Isso posto, consideramos que para os produtos mencionados podem ocorrer duas situações:

i. Caso a mercadoria possa ter qualquer aplicação como material de construção e congêneres,ela estará sujeita ao regime de substituição tributária, no Estado do Rio de Janeiro;

ii. Por outro lado, se o produto tiver aplicação exclusiva para outro setor (tal como o moveleiro), diferente do descrito em (i), o referido produto não estará sujeito ao regime de substituição tributária, no Estado do Rio de Janeiro."

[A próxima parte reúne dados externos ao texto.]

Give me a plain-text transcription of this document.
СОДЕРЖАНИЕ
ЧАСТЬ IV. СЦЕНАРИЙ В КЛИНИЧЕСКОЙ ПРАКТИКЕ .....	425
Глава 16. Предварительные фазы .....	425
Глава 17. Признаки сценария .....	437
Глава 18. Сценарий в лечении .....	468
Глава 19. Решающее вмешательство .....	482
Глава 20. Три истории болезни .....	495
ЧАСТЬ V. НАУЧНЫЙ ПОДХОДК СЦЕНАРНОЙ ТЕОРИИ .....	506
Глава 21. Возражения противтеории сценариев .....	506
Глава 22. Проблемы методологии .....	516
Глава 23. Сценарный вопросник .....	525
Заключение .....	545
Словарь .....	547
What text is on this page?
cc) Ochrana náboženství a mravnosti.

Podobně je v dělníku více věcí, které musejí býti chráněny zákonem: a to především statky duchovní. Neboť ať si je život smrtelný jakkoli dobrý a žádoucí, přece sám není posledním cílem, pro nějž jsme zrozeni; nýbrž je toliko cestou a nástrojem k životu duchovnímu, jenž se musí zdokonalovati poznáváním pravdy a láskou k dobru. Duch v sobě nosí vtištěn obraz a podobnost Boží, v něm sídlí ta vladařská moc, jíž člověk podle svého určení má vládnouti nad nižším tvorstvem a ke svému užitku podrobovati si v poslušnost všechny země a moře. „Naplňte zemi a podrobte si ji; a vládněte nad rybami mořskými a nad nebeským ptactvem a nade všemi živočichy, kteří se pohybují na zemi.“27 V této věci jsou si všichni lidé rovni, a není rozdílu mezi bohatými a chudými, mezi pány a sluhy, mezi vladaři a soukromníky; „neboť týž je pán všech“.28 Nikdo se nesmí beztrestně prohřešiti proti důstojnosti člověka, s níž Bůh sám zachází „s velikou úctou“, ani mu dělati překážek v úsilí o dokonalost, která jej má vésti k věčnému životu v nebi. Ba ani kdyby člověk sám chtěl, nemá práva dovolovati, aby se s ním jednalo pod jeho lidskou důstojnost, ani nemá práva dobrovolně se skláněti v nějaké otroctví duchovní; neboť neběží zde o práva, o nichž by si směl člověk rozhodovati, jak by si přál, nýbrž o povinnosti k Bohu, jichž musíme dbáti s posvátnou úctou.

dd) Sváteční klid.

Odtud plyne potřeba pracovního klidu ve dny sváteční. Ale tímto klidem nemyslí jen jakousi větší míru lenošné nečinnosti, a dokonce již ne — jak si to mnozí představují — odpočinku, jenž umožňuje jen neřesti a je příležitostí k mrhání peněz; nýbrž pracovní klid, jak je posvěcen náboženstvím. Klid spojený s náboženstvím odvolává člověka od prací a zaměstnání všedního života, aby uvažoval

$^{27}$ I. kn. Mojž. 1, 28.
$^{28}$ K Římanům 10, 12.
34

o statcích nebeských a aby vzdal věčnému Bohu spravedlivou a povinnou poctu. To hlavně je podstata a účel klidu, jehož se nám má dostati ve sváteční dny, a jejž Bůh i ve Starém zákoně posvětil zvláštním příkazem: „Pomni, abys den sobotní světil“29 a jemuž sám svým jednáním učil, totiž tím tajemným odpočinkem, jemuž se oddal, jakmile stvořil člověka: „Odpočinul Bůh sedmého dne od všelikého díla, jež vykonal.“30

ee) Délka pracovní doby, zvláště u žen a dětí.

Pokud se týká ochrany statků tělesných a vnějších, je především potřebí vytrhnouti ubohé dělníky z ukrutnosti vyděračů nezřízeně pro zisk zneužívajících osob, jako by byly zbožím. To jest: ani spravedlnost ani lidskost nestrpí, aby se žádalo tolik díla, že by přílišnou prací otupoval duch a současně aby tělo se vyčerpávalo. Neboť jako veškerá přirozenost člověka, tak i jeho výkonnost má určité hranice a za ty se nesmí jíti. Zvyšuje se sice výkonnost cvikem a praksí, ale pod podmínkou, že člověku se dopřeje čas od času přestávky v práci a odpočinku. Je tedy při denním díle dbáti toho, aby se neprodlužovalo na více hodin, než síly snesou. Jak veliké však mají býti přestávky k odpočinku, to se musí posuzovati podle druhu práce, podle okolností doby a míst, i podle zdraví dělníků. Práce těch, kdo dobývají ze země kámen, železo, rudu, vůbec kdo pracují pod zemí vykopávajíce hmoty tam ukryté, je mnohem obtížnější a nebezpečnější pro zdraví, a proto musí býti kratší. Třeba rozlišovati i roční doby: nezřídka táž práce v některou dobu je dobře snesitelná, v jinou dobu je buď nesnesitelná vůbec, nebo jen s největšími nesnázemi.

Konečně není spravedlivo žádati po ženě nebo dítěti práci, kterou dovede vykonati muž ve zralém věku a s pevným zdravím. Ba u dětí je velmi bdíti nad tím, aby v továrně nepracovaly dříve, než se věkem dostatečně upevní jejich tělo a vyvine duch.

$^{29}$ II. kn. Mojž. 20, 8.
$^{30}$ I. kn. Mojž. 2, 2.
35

Portanto, partindo-se da premissa de que é verídica a alegação da consulente, de que os itens mencionados não possuem nenhuma aplicação conhecida na construção civil, os produtos mencionados não estão sujeitos ao regime de substituição tributária neste Estado.

Entretanto, caso a aludida premissa não corresponda à realidade, os mencionados produtos encontram-se submetidos ao regime de substituição tributária.

3. RESPOSTA

P- Está correto seu entendimento, no sentido de não aplicar a substituição tributária do ICMS nas operações que realizar com os parafusos de uso exclusivo do setor moveleiro, independentemente de quais sejam os destinatários (estabelecimentos comerciais ou industriais), localizados no Estado do Rio de Janeiro?

R: Sim, partindo-se da premissa de que é verídica a alegação da consulente de que os itens mencionados não possuem nenhuma aplicação conhecida na construção civil e se destinam exclusivamente à indústria moveleira.